Enter the system’s anechoic F3 value.
Click Calculate Room Gain.
Review onset frequency, modal data, total boost, and estimated in-room extension.

Frequently Asked Questions

1) What is room gain?

Room gain is the low-frequency reinforcement created when wavelengths become large relative to room dimensions. Below a certain frequency, bass output can rise because the room behaves more like a pressure vessel.

2) Why does placement affect bass so much?

Moving a source closer to boundaries increases acoustic loading. A wall can add about 3 dB, an edge about 6 dB, and a full corner about 9 dB under practical low-frequency conditions.

3) Why is the result only an estimate?

Actual rooms include doors, openings, furniture, flexing walls, and uneven absorption. Those details shift modal peaks and losses, so this tool should guide planning rather than replace a measurement microphone or full simulation.

4) What does the absorption coefficient do here?

The average absorption coefficient reduces effective room gain and shortens reverberation time. Higher damping usually lowers bass buildup, smooths decay, and limits how strongly the room reinforces deep frequencies.

5) What is the Schroeder frequency?

It is the approximate transition between modal behavior and more statistically dense reverberant behavior. Below it, individual room modes dominate. Above it, modal overlap becomes stronger and responses often appear more blended.

6) Why include wall construction?

Light walls can leak or flex more than dense masonry or concrete. Dense construction generally retains low-frequency energy better, so the room often shows stronger effective reinforcement.

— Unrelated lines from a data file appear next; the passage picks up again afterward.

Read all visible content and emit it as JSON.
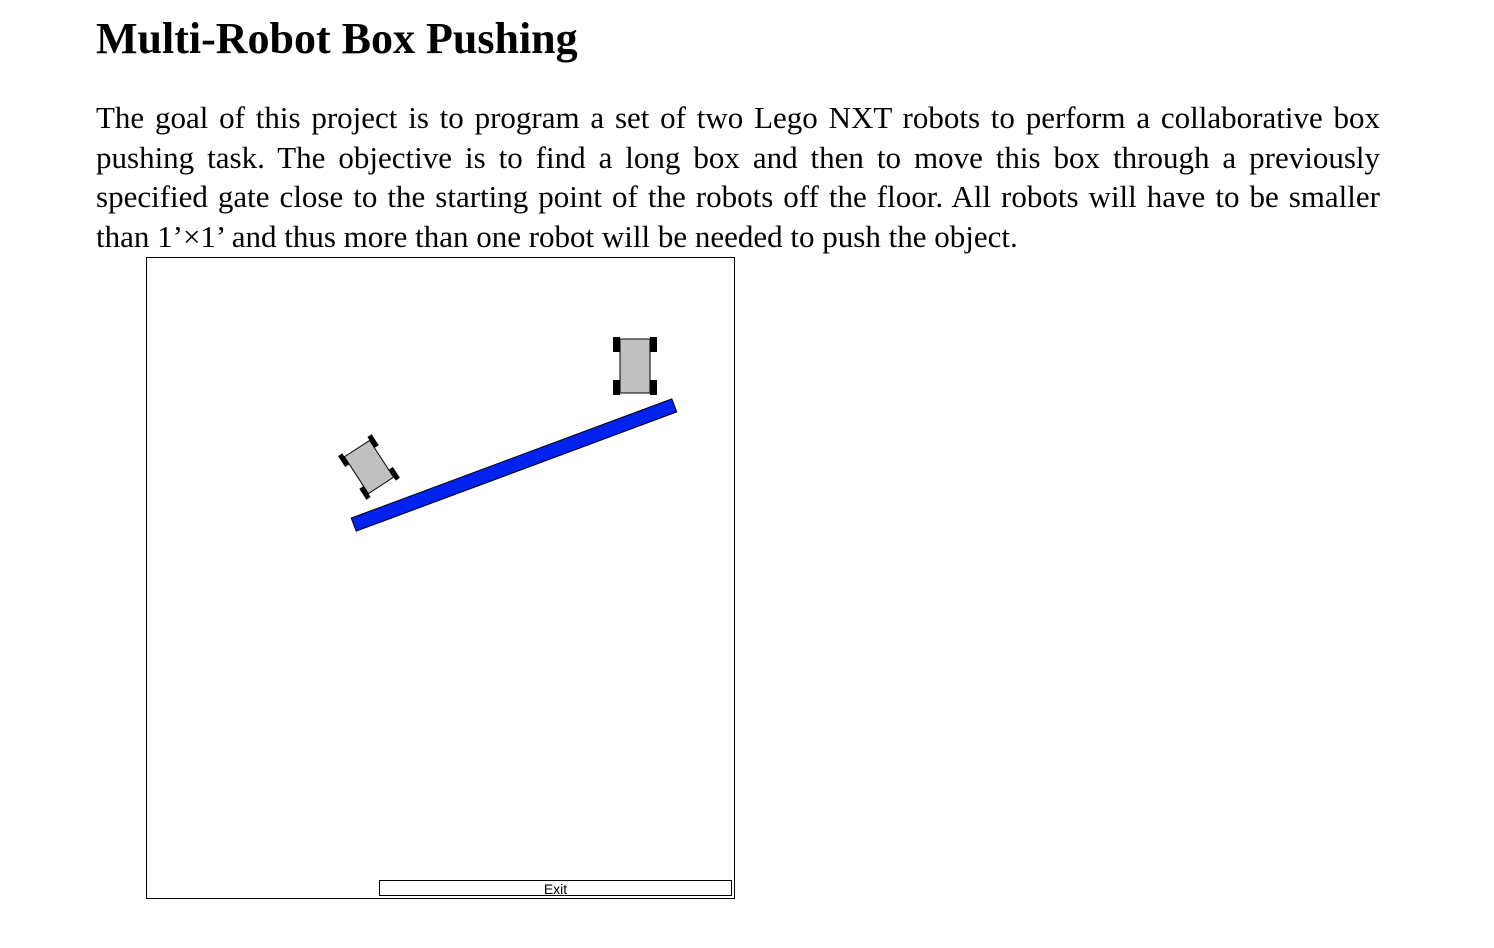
{
  "page": {
    "title": "Multi-Robot Box Pushing",
    "intro": "The goal of this project is to program a set of two Lego NXT robots to perform a collaborative box pushing task. The objective is to find a long box and then to move this box through a previously specified gate close to the starting point of the robots off the floor. All robots will have to be smaller than 1’×1’ and thus more than one robot will be needed to push the object."
  },
  "simulation": {
    "exit_label": "Exit",
    "box_color": "#0022ee",
    "robot_body_color": "#c0c0c0",
    "wheel_color": "#000000"
  }
}
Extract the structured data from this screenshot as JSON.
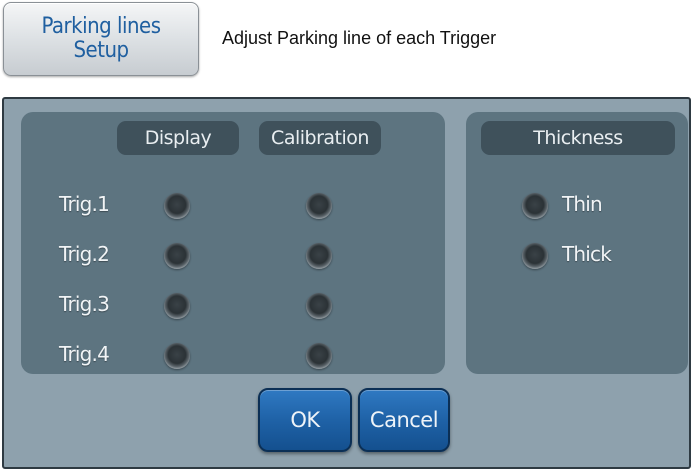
{
  "header": {
    "button_line1": "Parking lines",
    "button_line2": "Setup",
    "description": "Adjust Parking line of each Trigger"
  },
  "columns": {
    "display": "Display",
    "calibration": "Calibration",
    "thickness": "Thickness"
  },
  "triggers": [
    {
      "label": "Trig.1"
    },
    {
      "label": "Trig.2"
    },
    {
      "label": "Trig.3"
    },
    {
      "label": "Trig.4"
    }
  ],
  "thickness_options": [
    {
      "label": "Thin"
    },
    {
      "label": "Thick"
    }
  ],
  "buttons": {
    "ok": "OK",
    "cancel": "Cancel"
  }
}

7) Does adding more subwoofers increase room gain?

Not necessarily. Multiple subs often improve modal smoothness more than average gain. They can reduce seat-to-seat variation and make low-frequency behavior easier to control across the listening area.

8) How should I use the estimated in-room F3?

Use it as a planning figure for expected extension after room reinforcement. Confirm the final response with measurements, equalization, and placement testing before making final crossover or enclosure decisions.